Не долго походил Юрий Поликарпович в руководителях, ушёл в поэзию, слава богу.
В горной впадине речка ревела,
Мощный корень камнями дробя.
Но зелёное дерево въело
Перекатные камни в себя.
Поэзия Юрия Кузнецова «въела» в себя наше время, время утраты великого государства, время поголовного предательства всех идеалов, время нашего противостояния, духовного, сатанизму.
Последнюю книгу, подаренную Кузнецовым, я грешным делом не принял за удачу. Писать о Христе по апокрифам, выдумывать жизнь Бога, его человеческий путь — это же фэнтези. Вроде бы всего достиг?
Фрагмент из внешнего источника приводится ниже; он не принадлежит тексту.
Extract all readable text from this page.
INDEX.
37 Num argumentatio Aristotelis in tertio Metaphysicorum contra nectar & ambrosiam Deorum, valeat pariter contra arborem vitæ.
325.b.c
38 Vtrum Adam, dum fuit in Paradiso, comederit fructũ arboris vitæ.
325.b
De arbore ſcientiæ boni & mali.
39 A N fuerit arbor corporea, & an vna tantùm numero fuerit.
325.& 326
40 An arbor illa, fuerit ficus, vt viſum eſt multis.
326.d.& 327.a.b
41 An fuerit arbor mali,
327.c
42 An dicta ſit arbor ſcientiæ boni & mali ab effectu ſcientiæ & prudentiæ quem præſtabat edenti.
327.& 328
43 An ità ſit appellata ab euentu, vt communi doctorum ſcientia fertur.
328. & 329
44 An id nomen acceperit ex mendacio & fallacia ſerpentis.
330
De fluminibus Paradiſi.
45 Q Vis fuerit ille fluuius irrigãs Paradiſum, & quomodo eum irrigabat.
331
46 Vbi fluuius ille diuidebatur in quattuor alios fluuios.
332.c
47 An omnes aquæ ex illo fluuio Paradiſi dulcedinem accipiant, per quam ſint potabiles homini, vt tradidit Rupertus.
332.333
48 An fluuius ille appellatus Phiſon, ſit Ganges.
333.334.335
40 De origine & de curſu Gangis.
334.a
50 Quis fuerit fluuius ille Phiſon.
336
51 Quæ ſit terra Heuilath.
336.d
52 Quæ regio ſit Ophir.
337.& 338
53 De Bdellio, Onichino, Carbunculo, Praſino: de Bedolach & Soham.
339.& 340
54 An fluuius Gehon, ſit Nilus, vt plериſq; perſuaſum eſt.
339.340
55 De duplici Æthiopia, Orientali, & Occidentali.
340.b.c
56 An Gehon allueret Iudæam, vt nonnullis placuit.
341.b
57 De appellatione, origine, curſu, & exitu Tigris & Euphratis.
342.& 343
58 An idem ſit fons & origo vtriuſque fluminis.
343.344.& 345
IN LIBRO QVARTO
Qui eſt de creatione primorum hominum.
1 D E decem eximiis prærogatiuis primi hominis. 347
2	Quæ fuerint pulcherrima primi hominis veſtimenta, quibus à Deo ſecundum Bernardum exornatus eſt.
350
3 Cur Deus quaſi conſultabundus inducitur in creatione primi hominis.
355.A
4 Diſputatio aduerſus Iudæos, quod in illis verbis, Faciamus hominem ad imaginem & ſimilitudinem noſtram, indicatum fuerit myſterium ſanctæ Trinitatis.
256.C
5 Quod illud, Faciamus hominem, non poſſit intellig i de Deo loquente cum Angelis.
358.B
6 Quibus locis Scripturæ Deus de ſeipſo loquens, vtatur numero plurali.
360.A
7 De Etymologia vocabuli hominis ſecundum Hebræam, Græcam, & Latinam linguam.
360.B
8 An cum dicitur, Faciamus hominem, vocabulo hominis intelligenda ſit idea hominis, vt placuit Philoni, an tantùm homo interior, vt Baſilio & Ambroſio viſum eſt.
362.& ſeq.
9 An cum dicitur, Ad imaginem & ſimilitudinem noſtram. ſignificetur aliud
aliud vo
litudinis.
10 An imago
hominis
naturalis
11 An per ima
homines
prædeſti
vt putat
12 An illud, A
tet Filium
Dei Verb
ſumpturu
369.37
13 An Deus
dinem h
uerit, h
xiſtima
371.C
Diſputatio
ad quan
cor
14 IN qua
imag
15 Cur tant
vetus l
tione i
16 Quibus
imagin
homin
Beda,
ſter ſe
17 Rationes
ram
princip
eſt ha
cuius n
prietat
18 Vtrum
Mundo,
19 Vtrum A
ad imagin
Пора с небом разговоры разговаривать.
Но такова прожитая в поэзии жизнь. Такова. Наше дело — донести всё могучее в слове Юрия Кузнецова до народа, снять его сборники с полок книгохранилищ и доставить в дома, которые теперь в основном квартиры. Дело трудное.
У нас в России бок о бок сосуществуют две культуры. Культура изысков, ведущая к уничтожению образа и, стало быть, божественного в слове. Культура, идеал которой — хаос. Мы эту культуру почему-то именуем западничеством. А ведь истоки этой культуры — Карамзин и Жуковский. Мы почитаем их за создателей русского литературного языка. И вообще литературы в России. Свадьбы с мертвецами, взятые напрокат в Германии, бедные Лизы… А ведь у нас был Аввакум. В его писаниях жизнь Русская. Невыдуманная, Страшная жизнь, но с Богом в душе. И какое слово! Слово — Творец! Кузнецов — аввакумовского толка поэт. В силе изображения, образности, в силе верности народу, в сути творчества. Оно — частица потока жизни и одновременно птица, летящая над потоком.
Но ведь те, для кого кумирня поэзии — Пастернак и Окуджава (хотя уровень здесь несовместимый, точно так же пели славу одномерному Светлову), Кузнецова не приемлют. Не потому что не ахти какой, а только потому, что «не наш».
И другой лагерь будет отмахиваться от Пастернака. Тоже «не наш».
А жизнь одна. Сколько же будем дурить друг друга? Поэзия, если она поэзия, — это ведь счастье. Усекновенное счастье — как нынешняя Россия, урезанная происками Америки и подлостью «героев» перестройки. Урезанная Россия, урезанная поэзия — обрубки. Боль и лазарет. Но время выписываться из лазарета придёт.
Владислав Анатольевич Бахревский родился 15 августа 1936 года в Воронеже. В 1958 году, окончив Орехово-Зуевский пединститут, уехал в Оренбург. Позже строил Нурек. Автор исторических романов «Аввакум», «Смута», «Ярополк», «Никон», «Василий Шуйский» и других книг.